Колчак приблизился к женщине и удивленно воскликнул:
– Вы?
Женщина с улыбкой остановилась перед ним и, будто горничная перед барином, сделала книксен.
– Я.
– Господи, Анна Васильевна, это так опасно – одна в ночном городе. А где ваш муж?
– Сергей Николаевич заседает в штабе, возможно, там останется и ночевать. Я ему носила горячую еду.
– В судках, конечно. Как солдату, сидящему в окопах? – Колчак не сдержал улыбки. Но в улыбке этой не было ничего насмешливого, скорее наоборот – сочувственное, располагающее к откровению.

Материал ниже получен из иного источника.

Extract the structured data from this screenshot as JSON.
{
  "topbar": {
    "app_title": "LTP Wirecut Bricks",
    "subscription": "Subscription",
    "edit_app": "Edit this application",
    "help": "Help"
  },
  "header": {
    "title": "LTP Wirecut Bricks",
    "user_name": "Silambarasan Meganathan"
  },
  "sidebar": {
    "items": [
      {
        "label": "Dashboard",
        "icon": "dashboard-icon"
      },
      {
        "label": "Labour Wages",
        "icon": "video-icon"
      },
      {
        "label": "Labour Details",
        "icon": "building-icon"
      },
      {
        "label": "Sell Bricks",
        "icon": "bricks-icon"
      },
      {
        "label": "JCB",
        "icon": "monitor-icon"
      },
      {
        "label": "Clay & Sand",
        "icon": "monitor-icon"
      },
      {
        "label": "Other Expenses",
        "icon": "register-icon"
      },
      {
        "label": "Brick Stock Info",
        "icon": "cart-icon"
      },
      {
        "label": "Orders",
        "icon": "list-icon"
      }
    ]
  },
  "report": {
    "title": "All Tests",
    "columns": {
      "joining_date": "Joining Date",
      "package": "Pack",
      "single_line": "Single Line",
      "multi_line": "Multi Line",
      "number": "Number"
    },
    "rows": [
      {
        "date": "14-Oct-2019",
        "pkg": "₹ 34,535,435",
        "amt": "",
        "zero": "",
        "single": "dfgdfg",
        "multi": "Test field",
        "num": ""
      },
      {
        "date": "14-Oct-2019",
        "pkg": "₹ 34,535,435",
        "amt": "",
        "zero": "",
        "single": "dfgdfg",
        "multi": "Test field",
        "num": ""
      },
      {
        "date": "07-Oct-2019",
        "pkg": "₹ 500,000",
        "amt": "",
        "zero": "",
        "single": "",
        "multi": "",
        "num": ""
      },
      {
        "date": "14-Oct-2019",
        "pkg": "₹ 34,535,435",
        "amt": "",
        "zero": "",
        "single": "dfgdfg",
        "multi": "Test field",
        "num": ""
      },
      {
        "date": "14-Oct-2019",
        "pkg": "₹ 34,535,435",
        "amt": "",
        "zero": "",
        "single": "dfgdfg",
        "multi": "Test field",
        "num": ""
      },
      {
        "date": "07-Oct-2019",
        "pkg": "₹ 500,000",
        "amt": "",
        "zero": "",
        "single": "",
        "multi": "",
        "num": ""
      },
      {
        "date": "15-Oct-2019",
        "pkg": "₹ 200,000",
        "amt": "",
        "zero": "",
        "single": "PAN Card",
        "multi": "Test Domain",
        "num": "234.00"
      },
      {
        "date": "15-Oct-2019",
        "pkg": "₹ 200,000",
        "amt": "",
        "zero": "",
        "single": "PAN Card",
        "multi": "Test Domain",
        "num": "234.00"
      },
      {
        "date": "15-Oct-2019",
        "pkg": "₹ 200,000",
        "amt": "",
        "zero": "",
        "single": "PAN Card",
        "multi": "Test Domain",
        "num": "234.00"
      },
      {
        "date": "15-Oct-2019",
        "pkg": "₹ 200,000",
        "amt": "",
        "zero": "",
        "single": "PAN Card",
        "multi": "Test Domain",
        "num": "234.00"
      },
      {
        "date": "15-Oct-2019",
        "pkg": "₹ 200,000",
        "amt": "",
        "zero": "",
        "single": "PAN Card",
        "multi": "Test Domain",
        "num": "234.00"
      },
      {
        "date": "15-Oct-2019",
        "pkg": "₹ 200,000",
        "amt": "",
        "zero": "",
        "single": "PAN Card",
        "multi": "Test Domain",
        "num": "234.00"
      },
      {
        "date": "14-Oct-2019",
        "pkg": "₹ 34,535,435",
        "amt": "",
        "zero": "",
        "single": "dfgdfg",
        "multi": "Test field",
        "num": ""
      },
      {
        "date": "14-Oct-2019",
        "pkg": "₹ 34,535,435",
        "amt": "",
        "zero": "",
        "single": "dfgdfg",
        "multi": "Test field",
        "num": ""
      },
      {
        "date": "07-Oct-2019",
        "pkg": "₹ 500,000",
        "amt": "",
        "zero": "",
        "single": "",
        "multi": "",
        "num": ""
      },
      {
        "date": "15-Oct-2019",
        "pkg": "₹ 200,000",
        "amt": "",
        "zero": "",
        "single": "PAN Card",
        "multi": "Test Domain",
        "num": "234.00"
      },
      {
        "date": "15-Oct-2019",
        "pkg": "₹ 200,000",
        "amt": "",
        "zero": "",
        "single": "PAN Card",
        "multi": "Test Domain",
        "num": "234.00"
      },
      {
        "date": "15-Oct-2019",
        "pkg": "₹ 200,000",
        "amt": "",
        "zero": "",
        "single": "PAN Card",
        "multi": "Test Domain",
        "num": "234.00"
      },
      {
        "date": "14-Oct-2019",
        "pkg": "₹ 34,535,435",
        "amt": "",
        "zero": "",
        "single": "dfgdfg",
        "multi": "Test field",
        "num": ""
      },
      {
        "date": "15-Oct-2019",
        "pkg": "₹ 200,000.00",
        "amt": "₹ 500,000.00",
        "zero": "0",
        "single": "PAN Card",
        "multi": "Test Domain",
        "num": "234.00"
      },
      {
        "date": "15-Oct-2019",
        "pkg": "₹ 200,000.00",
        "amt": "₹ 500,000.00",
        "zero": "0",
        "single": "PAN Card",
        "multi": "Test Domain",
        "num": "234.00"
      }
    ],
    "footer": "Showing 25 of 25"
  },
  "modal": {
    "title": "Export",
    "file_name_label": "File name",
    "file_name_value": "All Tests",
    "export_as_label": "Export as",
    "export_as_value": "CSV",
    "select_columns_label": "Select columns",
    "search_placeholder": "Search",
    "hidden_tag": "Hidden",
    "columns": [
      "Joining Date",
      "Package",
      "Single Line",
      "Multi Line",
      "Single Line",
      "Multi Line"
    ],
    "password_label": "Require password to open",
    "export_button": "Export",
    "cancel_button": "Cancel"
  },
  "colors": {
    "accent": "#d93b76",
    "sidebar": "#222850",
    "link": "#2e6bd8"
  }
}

Колчак умел улыбаться – улыбка преображала его лицо, даже кожа светлела на щеках. Он неожиданно виновато посмотрел себе под ноги.
– Мужчины воюют, а женщины переживают за них. Вы промокли? – В голосе Тимиревой появились сочувственные нотки.
Вместо ответа Колчак приподнял и опустил плечо, недовольно отметил: привязался откуда-то этот жест – приподнимать и опускать одно плечо, – надо обязательно освободиться от него. Хотя говорят, что жесты – вторая натура и освобождаться от них чрезвычайно трудно.
– Пустяки. – Он снова приподнял плечо и потерся о него щекой. – Каждый раз, когда я подхожу к Гельсингфорсу и вижу с командного мостика дома из красного кирпича, я думаю о вас – увижу или нет? Сегодня мне повезло.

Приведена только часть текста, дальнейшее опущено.